„Die Nachrichten sind erbärmlich“

Dmitrij Medwedjew zeigt wo's lang geht. Foto: RIA Novosti

Dmitrij Medwedjew zeigt wo's lang geht. Foto: RIA Novosti

In seinem traditionellen Interview am Jahresende wollte der russische Präsident Dmitrij Medwedew über Sozialpolitik sprechen. Letztendlich rankte sich das Gespräch mit den Senderchefs der drei größten russischen Fernsehkanäle um den Chodorkowski-Prozess, oppositionelle Politiker und die Qualität der russischen Fernsehsender.

Gleich zu Beginndes des Gesprächs fragte NTW-Chef Wladimir Kulistikow, wie Medwedjew  den 2. Chodorkowski-Prozess als Menschen und als Jurist sehe. „Auf diese Frage möchte ich als Präsident eingehen“, sagte Medwedjew, fügte aber gleich an, dass weder er als Präsident noch andere Staatsbeamte zu diesem Prozess vor dem Urteilsspruch keine Stellung nehmen dürften. Mit anderen Staatsbeamten war wohl der Premier Wladimir Putin gemeint, der zuvor während seiner Frage-Antwort Sendung mit der Bevölkerung gesagt hatte, dass Chodorkowski ein Verbrecher sei, und deswegen ins Gefängnis gehöre.  Der Premier verdeutlichte, dass «die Schuld Chodorkowskis bewiesen ist». Wie Putin selbst in der anschließenden Pressekonferenz anfügte, hatte er den ersten Urteilsspruch gemeint.

Opposition

Auch wurde Medwedjew gefragt, wen er außer sich selbst und Wladimir Putin für die Präsidentschaftswahl 2012 als Kandidaten sähe. Diese Frage beantwortete der russische Präsident mit einem Lächeln: «Ich möchte eine offizielle Aussage zu diesem Thema machen, und ich sage das ohne Ironie: Es gibt weitere Kandidaten, beispielsweise die Fraktionsvorsitzenden. Und noch die Opposition: Kasjanow, Nemzow, Limonow und Kasparow“. Sie seien aktive und bekannte Politiker; man könne sie zwar unterschiedlich auffassen, „aber sie sind dennoch Politiker“, sagte Medwedjew.

Regierungspartei kritisiert

Zu den Krawallen auf dem Mange-Platz Anfang Dezember nahm Medwedjew ebenfalls Stellung. Derartuge Kundgebungen und Demonstrationen müssen legitim ablaufen. Gleichzeitig müsse aber die Politik Verantwortung lernen. Das gelte auch für die Regierungspartei Einiges Russland, die „vom eigenen Glanz“ geblendet sei. Die Partei müsse Intelligenz und Einfluss zeigen, korrupte Parteimitglieder müssten bestraft werden. Es sei falsch, wenn man sich auf den Lorbeeren ausruhe. „Stabilität allein bringt keine Entwicklung“, sagte Medwedjew.

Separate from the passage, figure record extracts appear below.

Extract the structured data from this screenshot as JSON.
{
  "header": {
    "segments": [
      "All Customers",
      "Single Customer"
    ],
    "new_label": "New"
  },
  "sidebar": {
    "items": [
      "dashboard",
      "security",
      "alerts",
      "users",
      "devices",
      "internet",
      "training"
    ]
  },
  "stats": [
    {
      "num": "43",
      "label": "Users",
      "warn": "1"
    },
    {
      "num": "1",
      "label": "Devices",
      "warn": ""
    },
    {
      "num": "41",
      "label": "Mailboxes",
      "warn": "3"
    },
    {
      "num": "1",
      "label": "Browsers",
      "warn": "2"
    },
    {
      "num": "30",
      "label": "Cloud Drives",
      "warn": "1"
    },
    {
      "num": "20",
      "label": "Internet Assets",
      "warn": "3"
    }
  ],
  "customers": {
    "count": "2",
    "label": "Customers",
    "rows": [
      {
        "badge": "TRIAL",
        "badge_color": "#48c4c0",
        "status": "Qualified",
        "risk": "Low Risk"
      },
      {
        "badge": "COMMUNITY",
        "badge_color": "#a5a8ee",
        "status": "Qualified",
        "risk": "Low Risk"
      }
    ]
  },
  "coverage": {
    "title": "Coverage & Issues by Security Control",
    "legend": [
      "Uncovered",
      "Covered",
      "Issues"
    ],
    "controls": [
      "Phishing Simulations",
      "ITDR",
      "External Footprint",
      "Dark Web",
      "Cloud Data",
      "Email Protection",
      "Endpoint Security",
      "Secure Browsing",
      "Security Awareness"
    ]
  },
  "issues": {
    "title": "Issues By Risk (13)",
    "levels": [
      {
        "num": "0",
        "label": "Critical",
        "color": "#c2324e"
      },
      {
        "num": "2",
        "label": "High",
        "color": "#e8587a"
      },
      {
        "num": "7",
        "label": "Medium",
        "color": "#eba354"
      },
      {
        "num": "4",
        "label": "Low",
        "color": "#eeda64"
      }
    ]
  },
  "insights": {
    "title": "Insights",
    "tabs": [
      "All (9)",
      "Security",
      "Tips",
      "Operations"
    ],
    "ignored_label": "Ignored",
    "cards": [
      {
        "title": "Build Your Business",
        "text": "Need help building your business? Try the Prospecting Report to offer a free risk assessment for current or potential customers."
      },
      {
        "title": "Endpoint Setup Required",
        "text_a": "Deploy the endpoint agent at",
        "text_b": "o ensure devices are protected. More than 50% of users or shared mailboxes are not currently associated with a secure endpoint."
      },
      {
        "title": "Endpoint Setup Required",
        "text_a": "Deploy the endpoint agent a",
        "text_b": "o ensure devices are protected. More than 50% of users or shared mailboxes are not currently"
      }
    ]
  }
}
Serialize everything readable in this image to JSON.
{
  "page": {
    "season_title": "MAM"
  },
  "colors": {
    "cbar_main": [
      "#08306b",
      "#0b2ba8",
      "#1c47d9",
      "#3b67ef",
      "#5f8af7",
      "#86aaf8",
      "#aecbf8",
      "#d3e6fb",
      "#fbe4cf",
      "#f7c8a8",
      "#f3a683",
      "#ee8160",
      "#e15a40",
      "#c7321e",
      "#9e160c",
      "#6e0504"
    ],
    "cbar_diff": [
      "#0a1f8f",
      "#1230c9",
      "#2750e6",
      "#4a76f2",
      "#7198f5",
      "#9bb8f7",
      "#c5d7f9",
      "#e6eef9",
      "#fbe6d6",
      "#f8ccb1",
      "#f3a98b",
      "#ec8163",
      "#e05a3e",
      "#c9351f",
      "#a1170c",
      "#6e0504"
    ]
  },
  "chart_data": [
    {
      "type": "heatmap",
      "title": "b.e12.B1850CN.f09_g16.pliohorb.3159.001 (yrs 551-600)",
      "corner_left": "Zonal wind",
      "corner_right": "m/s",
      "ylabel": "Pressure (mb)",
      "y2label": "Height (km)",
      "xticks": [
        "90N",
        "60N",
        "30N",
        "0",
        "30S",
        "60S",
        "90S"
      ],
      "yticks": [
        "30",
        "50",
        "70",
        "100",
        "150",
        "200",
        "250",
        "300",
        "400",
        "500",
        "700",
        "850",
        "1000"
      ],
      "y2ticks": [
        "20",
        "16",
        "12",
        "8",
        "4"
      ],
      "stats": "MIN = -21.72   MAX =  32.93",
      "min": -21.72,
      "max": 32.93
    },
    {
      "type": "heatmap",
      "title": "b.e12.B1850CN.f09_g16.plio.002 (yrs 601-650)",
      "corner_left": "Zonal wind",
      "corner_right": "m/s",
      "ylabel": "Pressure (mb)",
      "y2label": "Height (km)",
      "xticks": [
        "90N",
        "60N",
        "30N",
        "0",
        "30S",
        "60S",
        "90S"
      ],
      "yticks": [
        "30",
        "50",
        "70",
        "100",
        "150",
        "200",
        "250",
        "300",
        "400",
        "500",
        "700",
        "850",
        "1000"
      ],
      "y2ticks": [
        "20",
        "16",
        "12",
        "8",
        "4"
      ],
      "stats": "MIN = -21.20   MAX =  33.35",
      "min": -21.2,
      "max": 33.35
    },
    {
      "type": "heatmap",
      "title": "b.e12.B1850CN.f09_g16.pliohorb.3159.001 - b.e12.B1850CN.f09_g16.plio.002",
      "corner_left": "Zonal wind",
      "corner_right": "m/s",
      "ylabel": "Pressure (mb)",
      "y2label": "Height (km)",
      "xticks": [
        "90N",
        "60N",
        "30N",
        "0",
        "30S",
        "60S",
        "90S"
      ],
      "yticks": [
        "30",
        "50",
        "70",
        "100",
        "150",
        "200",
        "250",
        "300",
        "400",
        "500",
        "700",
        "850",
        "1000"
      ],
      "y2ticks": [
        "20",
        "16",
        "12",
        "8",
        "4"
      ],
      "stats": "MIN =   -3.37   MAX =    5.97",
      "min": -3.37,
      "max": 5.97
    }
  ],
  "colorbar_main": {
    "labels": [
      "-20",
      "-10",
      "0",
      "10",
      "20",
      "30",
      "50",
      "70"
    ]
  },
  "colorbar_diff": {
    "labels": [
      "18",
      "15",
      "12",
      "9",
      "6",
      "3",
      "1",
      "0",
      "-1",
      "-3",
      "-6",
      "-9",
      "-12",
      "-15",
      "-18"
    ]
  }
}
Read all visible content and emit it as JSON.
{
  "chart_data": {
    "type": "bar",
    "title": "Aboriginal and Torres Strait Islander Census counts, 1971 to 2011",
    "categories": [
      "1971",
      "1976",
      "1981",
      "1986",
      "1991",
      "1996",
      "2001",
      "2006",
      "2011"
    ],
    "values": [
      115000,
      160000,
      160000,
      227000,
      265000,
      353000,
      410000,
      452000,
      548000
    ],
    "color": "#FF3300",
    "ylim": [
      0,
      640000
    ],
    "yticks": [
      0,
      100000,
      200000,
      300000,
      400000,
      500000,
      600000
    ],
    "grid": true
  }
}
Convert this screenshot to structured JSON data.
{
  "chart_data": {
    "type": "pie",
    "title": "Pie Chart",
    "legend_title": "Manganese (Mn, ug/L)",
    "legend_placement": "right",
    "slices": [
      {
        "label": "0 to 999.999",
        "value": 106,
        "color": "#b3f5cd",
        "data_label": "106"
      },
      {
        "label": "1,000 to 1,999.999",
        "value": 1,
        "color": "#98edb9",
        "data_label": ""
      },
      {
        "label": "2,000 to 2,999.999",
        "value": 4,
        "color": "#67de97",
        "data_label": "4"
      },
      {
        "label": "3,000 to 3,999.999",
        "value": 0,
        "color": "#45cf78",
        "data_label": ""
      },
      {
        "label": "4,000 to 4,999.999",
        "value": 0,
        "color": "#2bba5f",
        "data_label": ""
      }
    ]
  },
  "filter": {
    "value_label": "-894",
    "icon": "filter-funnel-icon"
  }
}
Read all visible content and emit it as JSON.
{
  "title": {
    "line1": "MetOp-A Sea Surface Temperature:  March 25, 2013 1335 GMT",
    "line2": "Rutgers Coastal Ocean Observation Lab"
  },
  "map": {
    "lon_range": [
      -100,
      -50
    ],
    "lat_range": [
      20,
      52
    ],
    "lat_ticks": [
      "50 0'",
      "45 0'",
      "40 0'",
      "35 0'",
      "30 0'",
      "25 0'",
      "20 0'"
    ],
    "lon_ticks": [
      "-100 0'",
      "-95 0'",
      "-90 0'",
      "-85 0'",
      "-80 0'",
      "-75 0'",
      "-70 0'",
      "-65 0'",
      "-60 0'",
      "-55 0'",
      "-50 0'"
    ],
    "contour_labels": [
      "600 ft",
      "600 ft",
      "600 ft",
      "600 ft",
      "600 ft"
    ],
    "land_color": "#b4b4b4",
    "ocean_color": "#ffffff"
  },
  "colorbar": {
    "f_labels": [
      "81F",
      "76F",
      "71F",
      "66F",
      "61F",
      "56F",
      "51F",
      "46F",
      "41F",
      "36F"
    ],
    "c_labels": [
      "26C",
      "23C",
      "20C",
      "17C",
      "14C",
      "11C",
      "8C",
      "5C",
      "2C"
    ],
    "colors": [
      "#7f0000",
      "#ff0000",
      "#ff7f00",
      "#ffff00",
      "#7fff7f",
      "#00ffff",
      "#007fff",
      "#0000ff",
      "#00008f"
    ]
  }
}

Heftige Kritik an den TV-Sendern

Dmitrij Medwedjew seinerseits fragte die drei Senderchefs, ob sie in ihrer Tätigkeit frei seien. Als diese Frage einstimmig bejaht wurde, kritisierte Medwedjew die einseitige Berichterstattung der russischen Fernsehsender.

So werde das Fernsehen für seine Berichterstattung stark kritisiert, weil die Informationen stark gefiltert würden und die Wahrheit nicht ans Licht komme: „Obwohl wir ein wunderbares Fernsehen haben, sind die Nachrichtensendungen doch erbärmlich“, resümierte der russische Präsident.

Zwar müssten die Sender selbst entscheiden, wie die Nachrichten auszusehen hätten. Bei tagesrelevanten Themen müsse jedoch die Kluft in der Berichterstattung im Fernsehen und im Internet sowie in den Tageszeitungen schmaler werden.